Created on 10-05-2016 11:38 AM - edited 09-16-2022 08:42 AM
We are using Spark-sql and Parquet data-format. Avro is used as the schema format. We are trying to use “aliases” on field names and are running into issues while trying to use alias-name in SELECT.
Sample schema, where each field has both a name and a alias:
{ "namespace": "com.test.profile",
"type": "record",
"name": "profile",
"fields": [
{"name": "ID", "type": "string"},
{"name": “F1", "type": ["null","int"], "default": "null", "aliases": [“F1_ALIAS"]},
{"name": “F2", "type": ["null","int"], "default": "null", "aliases": [“F2_ALIAS"]}
]
}
Code for SELECT:
val profile = sqlContext.read.parquet(“/user/test/parquet_files/*”)

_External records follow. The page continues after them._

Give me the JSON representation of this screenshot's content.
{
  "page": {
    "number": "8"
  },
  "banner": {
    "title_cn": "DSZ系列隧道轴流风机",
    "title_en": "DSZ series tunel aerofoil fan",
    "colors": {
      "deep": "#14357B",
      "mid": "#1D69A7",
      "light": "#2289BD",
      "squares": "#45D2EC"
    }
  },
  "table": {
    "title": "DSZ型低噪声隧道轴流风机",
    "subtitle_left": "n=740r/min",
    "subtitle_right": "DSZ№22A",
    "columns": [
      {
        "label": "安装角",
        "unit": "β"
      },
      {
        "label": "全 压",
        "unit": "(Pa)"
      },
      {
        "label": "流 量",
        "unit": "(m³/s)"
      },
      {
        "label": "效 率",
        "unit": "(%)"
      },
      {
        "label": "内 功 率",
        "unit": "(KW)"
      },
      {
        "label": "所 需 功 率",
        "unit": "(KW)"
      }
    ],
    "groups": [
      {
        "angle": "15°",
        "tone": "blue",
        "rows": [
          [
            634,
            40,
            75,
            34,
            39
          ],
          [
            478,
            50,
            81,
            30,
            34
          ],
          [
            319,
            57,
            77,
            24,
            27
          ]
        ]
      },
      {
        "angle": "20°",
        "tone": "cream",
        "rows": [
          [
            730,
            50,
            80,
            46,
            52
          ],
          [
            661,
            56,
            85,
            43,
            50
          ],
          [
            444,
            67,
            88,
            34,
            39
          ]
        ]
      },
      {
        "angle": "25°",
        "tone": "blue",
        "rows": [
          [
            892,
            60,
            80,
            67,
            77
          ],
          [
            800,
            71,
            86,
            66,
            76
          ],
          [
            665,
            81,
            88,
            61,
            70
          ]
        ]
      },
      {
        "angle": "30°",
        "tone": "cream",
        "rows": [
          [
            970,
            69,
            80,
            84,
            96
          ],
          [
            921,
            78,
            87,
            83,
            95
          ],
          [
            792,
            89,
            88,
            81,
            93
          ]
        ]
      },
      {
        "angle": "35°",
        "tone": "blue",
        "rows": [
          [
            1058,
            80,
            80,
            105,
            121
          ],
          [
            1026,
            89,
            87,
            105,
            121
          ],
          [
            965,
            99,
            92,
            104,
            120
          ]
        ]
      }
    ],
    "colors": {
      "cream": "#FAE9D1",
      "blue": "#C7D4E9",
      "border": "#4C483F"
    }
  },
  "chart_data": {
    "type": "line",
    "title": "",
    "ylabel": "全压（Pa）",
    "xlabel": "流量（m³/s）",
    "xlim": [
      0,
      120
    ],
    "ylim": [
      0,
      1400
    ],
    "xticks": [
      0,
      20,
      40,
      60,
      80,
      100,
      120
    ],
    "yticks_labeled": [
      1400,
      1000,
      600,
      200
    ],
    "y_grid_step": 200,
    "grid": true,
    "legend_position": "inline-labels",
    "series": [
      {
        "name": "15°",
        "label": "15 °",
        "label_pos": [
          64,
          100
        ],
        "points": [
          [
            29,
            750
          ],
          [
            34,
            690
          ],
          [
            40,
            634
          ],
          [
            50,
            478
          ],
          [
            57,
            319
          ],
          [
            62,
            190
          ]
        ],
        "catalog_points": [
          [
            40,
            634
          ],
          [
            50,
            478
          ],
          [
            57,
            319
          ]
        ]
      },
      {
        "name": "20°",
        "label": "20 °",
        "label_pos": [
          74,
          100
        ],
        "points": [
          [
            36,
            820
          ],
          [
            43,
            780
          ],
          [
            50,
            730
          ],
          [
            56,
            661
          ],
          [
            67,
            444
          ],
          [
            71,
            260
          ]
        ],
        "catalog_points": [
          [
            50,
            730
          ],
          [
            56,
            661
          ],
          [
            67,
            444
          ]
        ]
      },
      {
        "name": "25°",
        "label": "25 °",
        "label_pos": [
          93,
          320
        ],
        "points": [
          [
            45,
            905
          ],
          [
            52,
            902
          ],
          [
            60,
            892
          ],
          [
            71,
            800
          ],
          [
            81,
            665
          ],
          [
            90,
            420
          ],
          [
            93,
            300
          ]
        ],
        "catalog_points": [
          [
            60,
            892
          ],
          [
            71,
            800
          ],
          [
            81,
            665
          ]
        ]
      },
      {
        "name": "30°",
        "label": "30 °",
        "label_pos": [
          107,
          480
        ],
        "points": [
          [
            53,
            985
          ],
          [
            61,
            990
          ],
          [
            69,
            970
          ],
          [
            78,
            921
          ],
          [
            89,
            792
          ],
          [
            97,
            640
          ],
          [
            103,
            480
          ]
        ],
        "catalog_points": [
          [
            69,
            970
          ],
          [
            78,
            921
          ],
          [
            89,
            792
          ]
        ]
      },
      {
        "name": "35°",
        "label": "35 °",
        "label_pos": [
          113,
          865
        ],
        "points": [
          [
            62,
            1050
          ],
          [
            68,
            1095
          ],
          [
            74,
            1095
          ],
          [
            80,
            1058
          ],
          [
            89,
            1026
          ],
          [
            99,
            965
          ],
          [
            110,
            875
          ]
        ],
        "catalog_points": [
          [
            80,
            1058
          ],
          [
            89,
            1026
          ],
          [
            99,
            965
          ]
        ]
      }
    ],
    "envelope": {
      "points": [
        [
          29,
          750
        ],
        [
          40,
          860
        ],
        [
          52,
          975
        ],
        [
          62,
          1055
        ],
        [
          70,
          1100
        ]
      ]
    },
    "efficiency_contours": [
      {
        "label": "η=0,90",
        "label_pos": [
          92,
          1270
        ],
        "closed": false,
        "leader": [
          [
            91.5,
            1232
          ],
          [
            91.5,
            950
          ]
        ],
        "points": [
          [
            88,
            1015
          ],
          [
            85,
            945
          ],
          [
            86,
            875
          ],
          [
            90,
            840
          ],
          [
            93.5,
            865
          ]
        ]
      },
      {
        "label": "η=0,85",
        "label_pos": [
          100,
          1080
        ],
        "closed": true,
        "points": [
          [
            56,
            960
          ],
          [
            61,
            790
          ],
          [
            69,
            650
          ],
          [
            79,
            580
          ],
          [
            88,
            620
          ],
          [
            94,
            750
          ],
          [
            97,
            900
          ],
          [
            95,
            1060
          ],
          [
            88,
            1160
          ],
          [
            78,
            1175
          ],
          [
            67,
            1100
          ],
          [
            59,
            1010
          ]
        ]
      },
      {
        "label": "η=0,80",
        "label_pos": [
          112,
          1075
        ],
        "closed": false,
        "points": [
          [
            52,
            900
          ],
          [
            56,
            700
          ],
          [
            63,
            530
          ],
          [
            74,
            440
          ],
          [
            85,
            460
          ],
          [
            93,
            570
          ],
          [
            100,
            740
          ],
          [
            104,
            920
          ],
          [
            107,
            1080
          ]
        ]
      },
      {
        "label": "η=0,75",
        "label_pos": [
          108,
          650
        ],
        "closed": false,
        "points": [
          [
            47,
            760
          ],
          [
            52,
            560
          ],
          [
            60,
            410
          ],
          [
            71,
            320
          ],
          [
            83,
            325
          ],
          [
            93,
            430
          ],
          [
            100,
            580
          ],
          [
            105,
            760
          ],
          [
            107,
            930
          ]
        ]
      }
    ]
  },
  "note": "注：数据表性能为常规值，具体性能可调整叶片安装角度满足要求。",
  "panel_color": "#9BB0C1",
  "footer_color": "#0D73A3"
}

profile.registerTempTable(“profile")
val features = sqlContext.sql("“SELECT F1_ALIAS from profile”)
It will throw the following exception:
org.apache.spark.sql.AnalysisException: cannot resolve ‘`F1_ALIAS`' given input columns: [ID, F1, F2]
Any suggestions for this use case?
On a side note, what characters are allowed in aliases? e.g. is "!" allowed?
Thank you in advance!